La discussion la plus animée s'est déroulée vers la fin de la consultation de trois heures, lorsque le jus créatif coulait à flot et que les participants étaient plus à l'aise avec la plateforme virtuelle, allumant leurs vidéos et s'engageant comme s'ils étaient dans la même pièce. La discussion a été déclenchée par la mention de la "responsabilité du prêteur" par un participant, un sujet controversé dans le monde du financement du développement. La responsabilité du prêteur concerne les droits et devoirs légaux d'une institution financière qui prête de l'argent pour le développement à un pays ou à une entité du secteur privé pour mettre en œuvre un projet. Dans quelle mesure un prêteur est-il responsable du préjudice causé par un projet mis en œuvre par un emprunteur ? Les investisseurs seront-ils effrayés si l'on attend trop d'eux en termes de contrôle de ce qui se passe avec leur argent et s'ils sont tenus responsables des dommages causés ? Les prêteurs n'ont-ils aucun devoir de diligence, lorsqu'ils façonnent activement le contenu et les actions des projets de développement avec un emprunteur, et qu'ils revendiquent des points de fidélité pour avoir obtenu de bons résultats en matière de développement ? Si les prêteurs ne sont pas responsables des dommages causés par les projets qu'ils financent, comment se fait-il qu'au cours des trois dernières décennies, ils aient adopté et mis en œuvre des politiques de sauvegarde environnementale et sociale pour prévenir ces dommages ? Si les prêteurs ont choisi de mettre en place ces politiques, ne devrait-on pas attendre d'eux qu'ils fassent preuve de diligence raisonnable pour contrôler la mise en œuvre de ces mesures de sauvegarde ? D'autres participants ont attiré l'attention sur les récents développements et tendances juridiques, où les anciennes théories d'immunité de responsabilité des prêteurs pour les dommages causés par les projets ont fait place à de nouvelles théories de responsabilité des prêteurs pour les dommages liés à l'environnement, aux droits de l'homme et au travail.
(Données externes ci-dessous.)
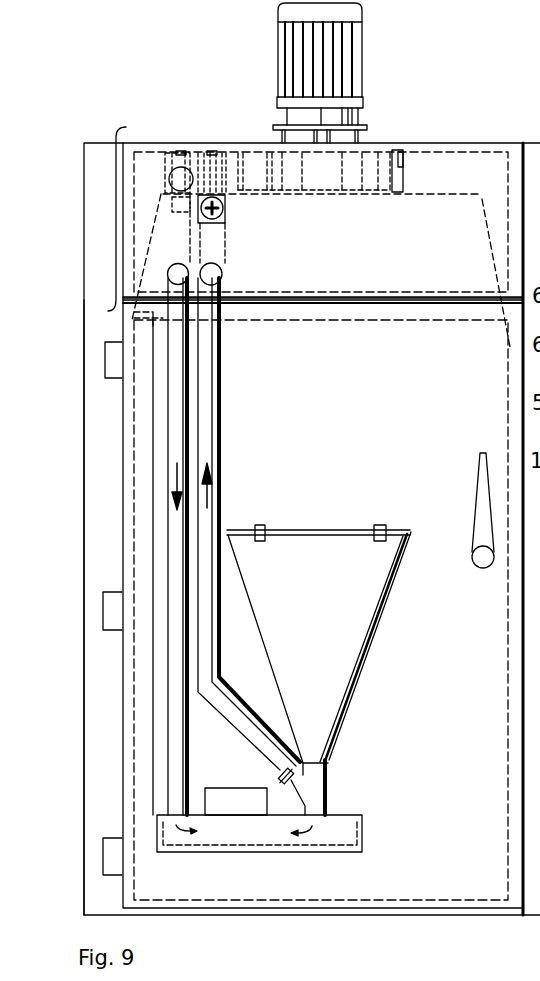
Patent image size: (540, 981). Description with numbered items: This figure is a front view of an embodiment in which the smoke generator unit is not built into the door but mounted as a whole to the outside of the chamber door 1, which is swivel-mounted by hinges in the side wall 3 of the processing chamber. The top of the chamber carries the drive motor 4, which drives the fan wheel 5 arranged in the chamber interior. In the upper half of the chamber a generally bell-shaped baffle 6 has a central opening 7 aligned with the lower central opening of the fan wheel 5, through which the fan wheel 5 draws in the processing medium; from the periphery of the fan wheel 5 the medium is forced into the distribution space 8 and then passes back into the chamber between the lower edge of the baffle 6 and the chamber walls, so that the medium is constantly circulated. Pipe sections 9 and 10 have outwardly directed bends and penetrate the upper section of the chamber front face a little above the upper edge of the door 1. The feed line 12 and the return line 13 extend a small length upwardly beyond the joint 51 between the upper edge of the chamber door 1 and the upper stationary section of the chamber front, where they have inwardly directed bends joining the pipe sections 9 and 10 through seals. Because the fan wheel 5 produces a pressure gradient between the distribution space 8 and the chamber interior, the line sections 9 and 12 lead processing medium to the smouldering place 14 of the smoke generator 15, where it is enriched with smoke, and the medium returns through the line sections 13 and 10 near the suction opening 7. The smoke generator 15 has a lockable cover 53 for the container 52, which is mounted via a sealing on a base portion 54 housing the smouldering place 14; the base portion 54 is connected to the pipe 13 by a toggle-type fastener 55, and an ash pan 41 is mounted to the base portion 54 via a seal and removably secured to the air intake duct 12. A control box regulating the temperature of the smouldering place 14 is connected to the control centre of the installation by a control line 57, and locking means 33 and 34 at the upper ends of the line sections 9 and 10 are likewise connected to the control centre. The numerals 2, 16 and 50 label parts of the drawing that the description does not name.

The chamber door 1 is at (346, 395).
The mounting brackets 2 is at (113, 365).
The side wall 3 is at (111, 452).
The drive motor 4 is at (348, 42).
The fan wheel 5 is at (387, 153).
The baffle 6 is at (483, 205).
The opening 7 is at (360, 197).
The distribution space 8 is at (487, 163).
The pipe section 9 is at (175, 237).
The pipe section 10 is at (213, 230).
The feed line 12 is at (177, 372).
The return line 13 is at (210, 420).
The smouldering place 14 is at (328, 797).
The smoke generator 15 is at (366, 680).
The hopper interior 16 is at (328, 585).
The locking means 33 is at (179, 152).
The locking means 34 is at (210, 192).
The ash pan 41 is at (168, 830).
The upper housing 50 is at (308, 277).
The joint 51 is at (394, 302).
The container 52 is at (357, 630).
The lockable cover 53 is at (323, 531).
The base portion 54 is at (315, 775).
The toggle-type fastener 55 is at (282, 779).
The control line 57 is at (148, 702).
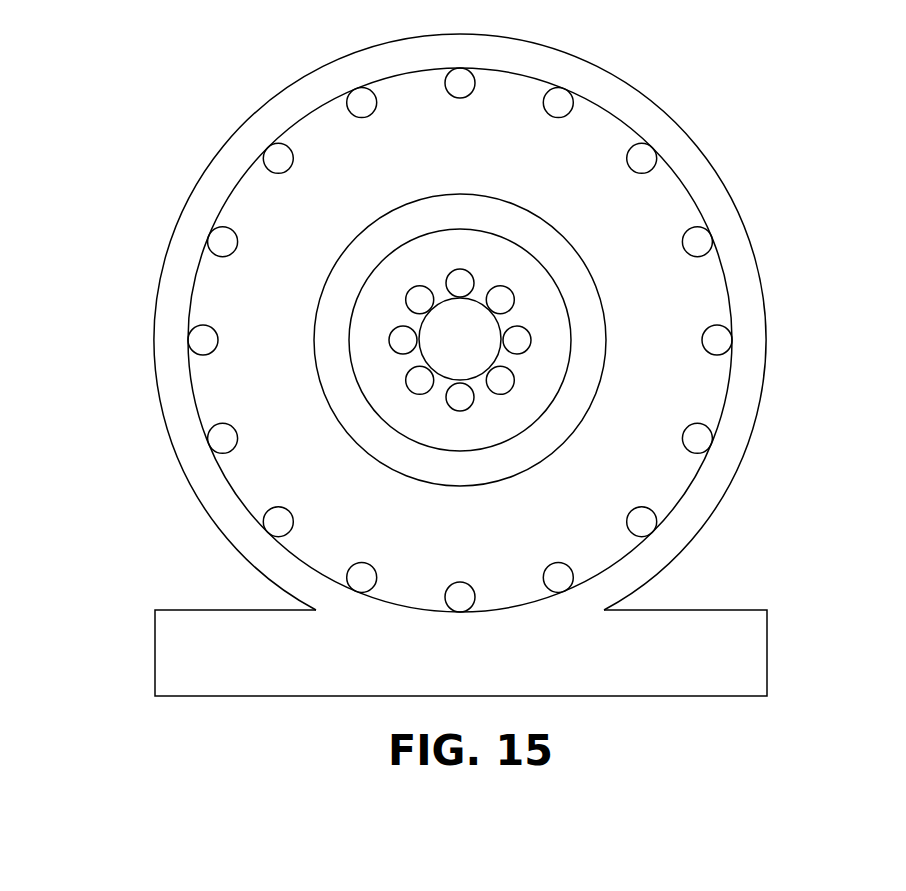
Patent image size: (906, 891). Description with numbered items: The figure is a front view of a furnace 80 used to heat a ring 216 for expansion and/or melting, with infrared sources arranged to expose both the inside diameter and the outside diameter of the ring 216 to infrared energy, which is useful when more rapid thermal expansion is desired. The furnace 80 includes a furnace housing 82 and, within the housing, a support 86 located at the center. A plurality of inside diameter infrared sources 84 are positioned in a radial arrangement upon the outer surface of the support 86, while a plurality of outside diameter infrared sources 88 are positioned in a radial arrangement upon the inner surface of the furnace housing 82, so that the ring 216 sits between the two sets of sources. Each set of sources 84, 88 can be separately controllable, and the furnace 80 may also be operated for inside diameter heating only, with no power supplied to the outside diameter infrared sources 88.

The furnace 80 is at (708, 98).
The furnace housing 82 is at (278, 92).
The inside diameter infrared sources 84 is at (528, 338).
The support 86 is at (502, 357).
The outside diameter infrared sources 88 is at (193, 342).
The ring 216 is at (330, 407).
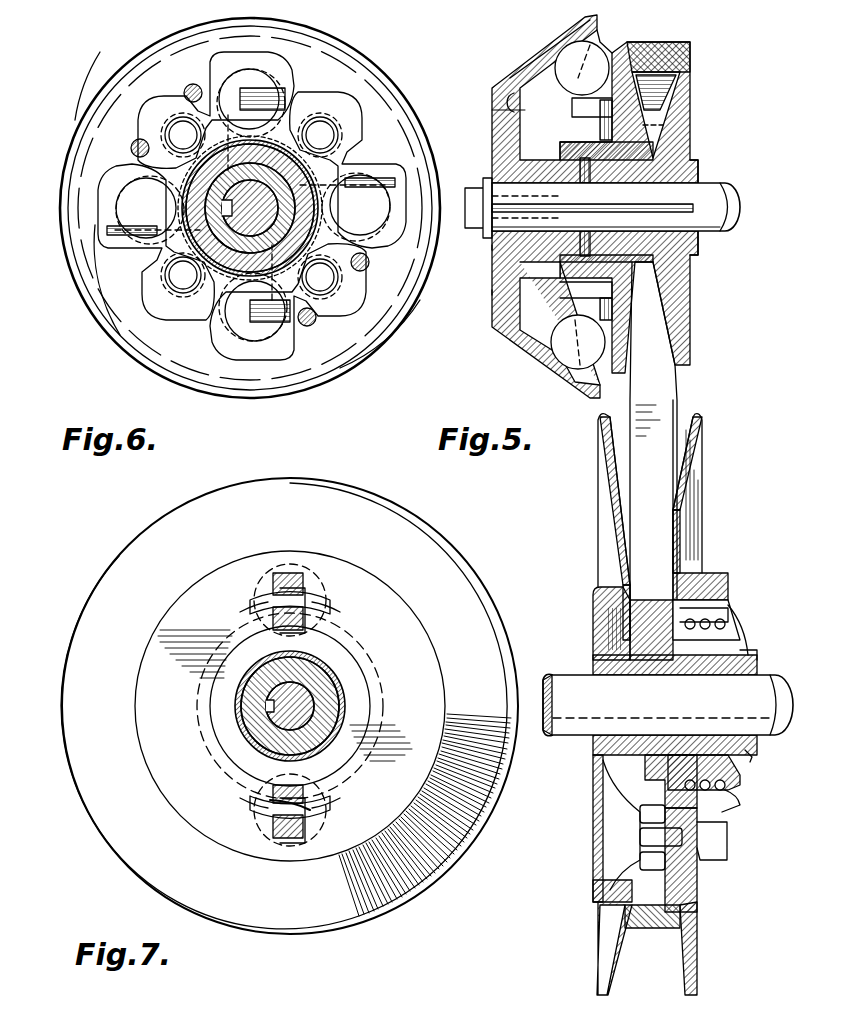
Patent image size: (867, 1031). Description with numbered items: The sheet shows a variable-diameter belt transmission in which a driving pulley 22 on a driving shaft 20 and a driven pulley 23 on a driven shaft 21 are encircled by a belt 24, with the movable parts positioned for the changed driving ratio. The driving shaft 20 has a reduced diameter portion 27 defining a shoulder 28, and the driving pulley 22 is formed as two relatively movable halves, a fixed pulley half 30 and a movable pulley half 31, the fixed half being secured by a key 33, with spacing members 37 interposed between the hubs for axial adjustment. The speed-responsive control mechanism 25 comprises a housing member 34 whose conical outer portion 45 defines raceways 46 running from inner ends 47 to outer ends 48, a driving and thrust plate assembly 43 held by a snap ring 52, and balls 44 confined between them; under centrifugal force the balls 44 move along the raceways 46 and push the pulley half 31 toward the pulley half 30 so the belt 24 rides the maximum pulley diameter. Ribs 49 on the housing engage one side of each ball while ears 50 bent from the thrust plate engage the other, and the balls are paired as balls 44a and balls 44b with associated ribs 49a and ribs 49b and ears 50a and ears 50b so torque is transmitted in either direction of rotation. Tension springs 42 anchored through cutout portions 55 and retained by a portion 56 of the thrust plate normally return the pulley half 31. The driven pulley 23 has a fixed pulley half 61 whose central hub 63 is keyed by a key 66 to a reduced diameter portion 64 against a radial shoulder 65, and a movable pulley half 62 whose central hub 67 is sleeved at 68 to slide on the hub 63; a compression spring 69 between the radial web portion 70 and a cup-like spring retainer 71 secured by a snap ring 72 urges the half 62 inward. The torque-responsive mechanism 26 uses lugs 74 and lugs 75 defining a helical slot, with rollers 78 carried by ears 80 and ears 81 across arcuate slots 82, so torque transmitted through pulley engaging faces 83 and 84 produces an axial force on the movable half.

In FIG. 5, the driving shaft 20 is at (728, 220).
In FIG. 5, the driven shaft 21 is at (570, 735).
In FIG. 5, the driving pulley 22 is at (608, 337).
In FIG. 5, the driven pulley 23 is at (660, 704).
In FIG. 7, the driven pulley 23 is at (455, 530).
In FIG. 5, the belt 24 is at (680, 50).
In FIG. 5, the speed-responsive control mechanism 25 is at (495, 348).
In FIG. 5, the torque-responsive mechanism 26 is at (677, 727).
In FIG. 5, the reduced diameter portion 27 is at (698, 178).
In FIG. 5, the shoulder 28 is at (698, 248).
In FIG. 5, the pulley half 30 is at (692, 134).
In FIG. 5, the pulley half 31 is at (670, 110).
In FIG. 5, the key 33 is at (645, 206).
In FIG. 6, the housing member 34 is at (372, 72).
In FIG. 5, the spacing members 37 is at (590, 183).
In FIG. 6, the tension springs 42 is at (150, 118).
In FIG. 6, the driving and thrust plate assembly 43 is at (190, 318).
In FIG. 5, the balls 44 is at (572, 88).
In FIG. 6, the balls 44a is at (290, 50).
In FIG. 6, the balls 44b is at (110, 250).
In FIG. 5, the balls 44b is at (466, 251).
In FIG. 5, the outer portion 45 is at (548, 55).
In FIG. 5, the raceways 46 is at (515, 78).
In FIG. 5, the inner ends 47 is at (492, 118).
In FIG. 5, the outer ends 48 is at (600, 42).
In FIG. 5, the ribs 49 is at (498, 340).
In FIG. 6, the ribs 49a is at (320, 375).
In FIG. 6, the ribs 49b is at (178, 50).
In FIG. 5, the ribs 49b is at (466, 294).
In FIG. 5, the ear 50 is at (575, 112).
In FIG. 6, the ears 50a is at (282, 95).
In FIG. 6, the ears 50b is at (368, 178).
In FIG. 5, the snap ring 52 is at (612, 292).
In FIG. 6, the cutout portions 55 is at (318, 105).
In FIG. 6, the portion 56 is at (340, 135).
In FIG. 5, the fixed pulley half 61 is at (596, 527).
In FIG. 5, the movable pulley half 62 is at (709, 493).
In FIG. 7, the movable pulley half 62 is at (440, 870).
In FIG. 5, the central hub 63 is at (755, 760).
In FIG. 5, the reduced diameter portion 64 is at (758, 755).
In FIG. 7, the reduced diameter portion 64 is at (338, 690).
In FIG. 5, the radial shoulder 65 is at (595, 748).
In FIG. 5, the key 66 is at (745, 700).
In FIG. 7, the key 66 is at (262, 720).
In FIG. 5, the central hub 67 is at (598, 798).
In FIG. 7, the central hub 67 is at (248, 690).
In FIG. 5, the sleeve 68 is at (604, 770).
In FIG. 7, the sleeve 68 is at (265, 740).
In FIG. 5, the compression spring 69 is at (738, 800).
In FIG. 5, the radial web portion 70 is at (700, 572).
In FIG. 5, the spring retainer 71 is at (740, 618).
In FIG. 5, the snap ring 72 is at (750, 655).
In FIG. 7, the lugs 74 is at (325, 608).
In FIG. 7, the lugs 75 is at (260, 810).
In FIG. 5, the rollers 78 is at (640, 838).
In FIG. 7, the rollers 78 is at (262, 598).
In FIG. 5, the ear 80 is at (640, 814).
In FIG. 7, the ear 80 is at (270, 620).
In FIG. 5, the ear 81 is at (640, 862).
In FIG. 7, the ear 81 is at (275, 580).
In FIG. 5, the arcuate slots 82 is at (728, 842).
In FIG. 5, the pulley engaging face 83 is at (603, 452).
In FIG. 5, the pulley engaging face 84 is at (702, 435).
In FIG. 7, the pulley engaging face 84 is at (430, 830).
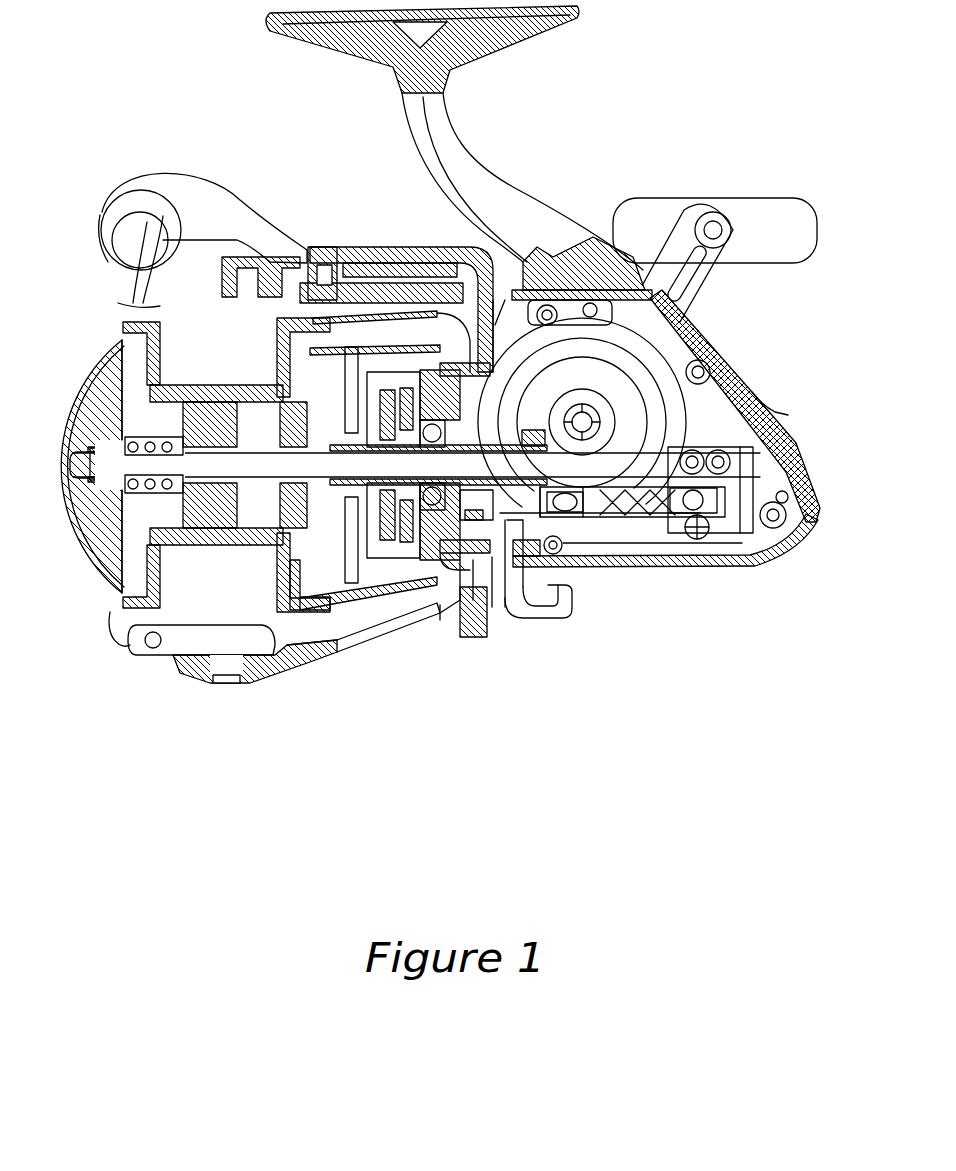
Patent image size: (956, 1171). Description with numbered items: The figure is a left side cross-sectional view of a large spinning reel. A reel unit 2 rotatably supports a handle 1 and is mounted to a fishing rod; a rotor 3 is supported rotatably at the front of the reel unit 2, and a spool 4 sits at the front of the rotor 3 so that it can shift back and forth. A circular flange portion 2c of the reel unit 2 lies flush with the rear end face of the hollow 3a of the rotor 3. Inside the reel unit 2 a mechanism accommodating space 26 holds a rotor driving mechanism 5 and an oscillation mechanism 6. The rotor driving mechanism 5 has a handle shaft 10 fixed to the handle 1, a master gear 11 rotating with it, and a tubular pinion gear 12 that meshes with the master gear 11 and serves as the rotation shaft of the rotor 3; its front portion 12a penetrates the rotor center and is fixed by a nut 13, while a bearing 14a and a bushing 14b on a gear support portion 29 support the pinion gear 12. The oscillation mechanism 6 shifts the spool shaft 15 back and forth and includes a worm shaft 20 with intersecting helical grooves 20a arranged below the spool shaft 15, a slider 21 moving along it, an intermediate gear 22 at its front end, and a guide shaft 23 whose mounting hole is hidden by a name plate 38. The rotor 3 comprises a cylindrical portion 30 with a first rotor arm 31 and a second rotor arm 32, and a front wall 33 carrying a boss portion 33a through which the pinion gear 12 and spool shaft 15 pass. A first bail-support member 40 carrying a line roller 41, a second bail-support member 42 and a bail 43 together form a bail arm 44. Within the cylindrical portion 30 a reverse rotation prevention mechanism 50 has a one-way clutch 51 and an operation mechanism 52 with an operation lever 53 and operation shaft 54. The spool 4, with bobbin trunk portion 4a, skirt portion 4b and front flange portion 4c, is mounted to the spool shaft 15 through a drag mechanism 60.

La discussion animée a clairement montré qu'un autre webinaire sur cette question serait justifié. Le MRI réfléchit également à la façon dont il peut contribuer de manière significative à ce débat, en particulier parce que cette question semble refaire surface à un moment où la pensée moderne a évolué sur le devoir et les responsabilités des IFD pour les dommages causés par les projets. Surveillez cet espace pour plus de recherche et de réflexion critique sur la question !
En résumé, les discussions ont fourni beaucoup de matière à réflexion. Les discussions alimenteront la préparation de la publication du HCDH "Accessing Remedy in Development Finance". Ce travail s'appuie également sur des recherches antérieures menées par le HCDH - le projet Accountability and Remedy (ARP). L'ARP a été mené en trois phases, la troisième phase ayant été récemment achevée. L'ARPIII examine le rôle des mécanismes de réclamation non étatiques dans la mise en œuvre de la responsabilité et de l'accès à la réparation. Le rapport final a été officiellement publié lors d'un événement de lancement le 8 juillet 2020, au cours duquel le chef de le MRI, le Dr. Lalanath de Silva, a également pris la parole en tant que panéliste. Pour plus d'informations sur l'ARPIII, visitez le site web de l'ARPIII.